If food from clones is indistinguishable, FDA doesn't have the authority to require labels, Sundlof said.
Companies trying to distance themselves from cloning must be careful with their wording, he added.
"If the statement implies that that particular product might be safer than another product, FDA would not allow that," Sundlof said. "But there may be room for providing a contextual statement that is truthful and not misleading."
A dairy industry group said it's too early to use clone-free labels. The FDA is at least a year away from finalizing approval of food from clones.
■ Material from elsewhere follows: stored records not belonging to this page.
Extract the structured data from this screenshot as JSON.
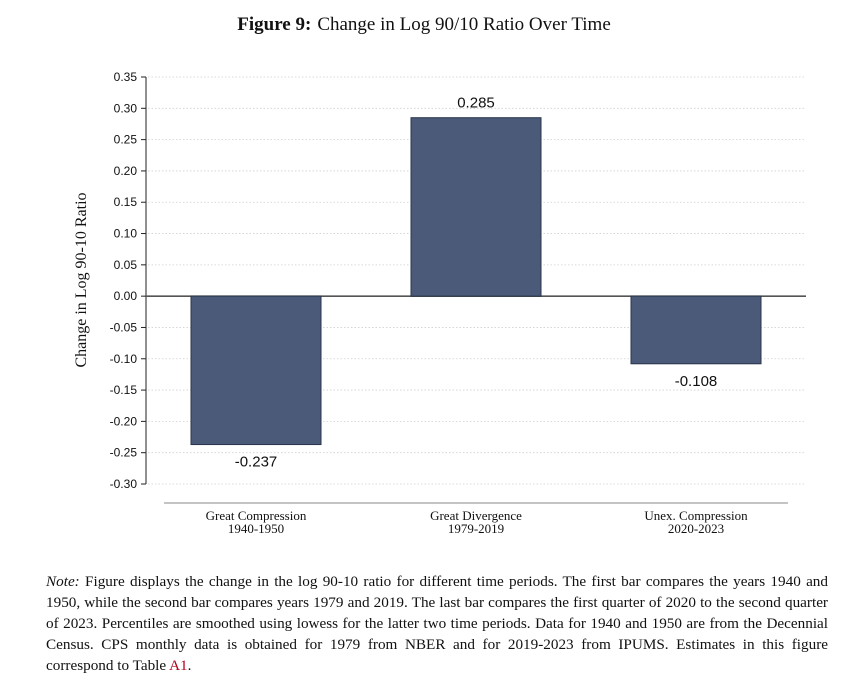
{
  "figure": {
    "number": "Figure 9:",
    "title": "Change in Log 90/10 Ratio Over Time"
  },
  "note": {
    "label": "Note:",
    "text": "Figure displays the change in the log 90-10 ratio for different time periods. The first bar compares the years 1940 and 1950, while the second bar compares years 1979 and 2019. The last bar compares the first quarter of 2020 to the second quarter of 2023. Percentiles are smoothed using lowess for the latter two time periods. Data for 1940 and 1950 are from the Decennial Census. CPS monthly data is obtained for 1979 from NBER and for 2019-2023 from IPUMS. Estimates in this figure correspond to Table",
    "ref": "A1",
    "end": "."
  },
  "colors": {
    "bar": "#4a5a78",
    "bar_edge": "#2a354b",
    "zero_line": "#555555",
    "grid": "#cfcfcf",
    "ref_link": "#b0001c"
  },
  "chart_data": {
    "type": "bar",
    "title": "",
    "xlabel": "",
    "ylabel": "Change in Log 90-10 Ratio",
    "categories": [
      [
        "Great Compression",
        "1940-1950"
      ],
      [
        "Great Divergence",
        "1979-2019"
      ],
      [
        "Unex. Compression",
        "2020-2023"
      ]
    ],
    "values": [
      -0.237,
      0.285,
      -0.108
    ],
    "value_labels": [
      "-0.237",
      "0.285",
      "-0.108"
    ],
    "ylim": [
      -0.3,
      0.35
    ],
    "yticks": [
      0.35,
      0.3,
      0.25,
      0.2,
      0.15,
      0.1,
      0.05,
      0.0,
      -0.05,
      -0.1,
      -0.15,
      -0.2,
      -0.25,
      -0.3
    ],
    "ytick_labels": [
      "0.35",
      "0.30",
      "0.25",
      "0.20",
      "0.15",
      "0.10",
      "0.05",
      "0.00",
      "-0.05",
      "-0.10",
      "-0.15",
      "-0.20",
      "-0.25",
      "-0.30"
    ],
    "grid": true,
    "legend": "none"
  }
}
"It really may be somewhat premature to be talking about a label when FDA said meat and milk won't be in the food supply in the foreseeable future," said Susan Ruland, spokeswoman for the International Dairy Foods Association.
She added that cloning is new and, so far, rarely used, while growth hormones have been in widespread use for more than a decade.
With members such as Kraft and Dannon, the association represents an industry worried about consumer reaction to cloning.
Surveys have shown most are uncomfortable with the idea of cloned livestock. Industry research shows overall sales could drop 15 percent once clones are allowed in the food supply.
"You hear a lot from the technology companies this week that this is a great technology -- we're not hearing that yet from the people who would actually use it and the people who would sell the product," Ruland said.
For now, farmers and cloning companies are abiding by a voluntary ban on meat and milk from clones. The FDA said the informal ban would remain until its decision is final.
Critics want the final decision to include labels for food from clones.
Given the public's overwhelming discomfort over this issue, Congress also should consider whether disclosure and labeling requirements are appropriate for products from cloned animals."
"When they deny us mandatory labels, they don't just deny us the right to choose," said Andrew Kimbrell, executive director of the Center for Food Safety.
"They also deny our health professionals the ability to trace potential toxic or allergic reactions to this food," Kimbrell said. "It's bad enough they're making us guinea pigs. But when we have health effects, we won't be able to trace it."
In Congress, Rep. Rosa DeLauro, a Connecticut Democrat who heads a key agriculture spending subcommittee, said lawmakers should consider whether disclosure and labeling are appropriate for food from clones.
Jim Greenwood, president of the Biotechnology Industry Organization, said labeling meat from a clone would be as absurd as telling consumers that a steak was produced through artificial insemination, or by cows actually mating.
"None of that information would be useful to consumers," Greenwood said.
Federal scientists studied reams of data on the composition of meat and milk from clones and those of conventionally bred animals.
"You can't tell them apart," said L. Val Giddings, a vice president of BIO and a former Agriculture Department geneticist. "There is not an analytical, scientific test you can use to tell one from another. You just can't do it."
The cloning industry says the technology is latest in a series of reproductive tools for farmers and ranchers to help deliver the food consumers want. To produce a clone, the nucleus of a donor egg is removed and replaced with the DNA of a cow, pig or other animal. A tiny electric shock coaxes the egg to grow into a copy of the original animal.
Cloning companies say the technology would be used primarily for breeding and not for steak or pork tenderloin. Thus, consumers would mostly get food from their offspring and not from the clones themselves.
Still, some clones would eventually end up in the food supply. As with conventional livestock, a cloned bull or cow that outlived its usefulness would probably wind up at a hamburger plant, and a cloned dairy cow would be milked during her breeding years.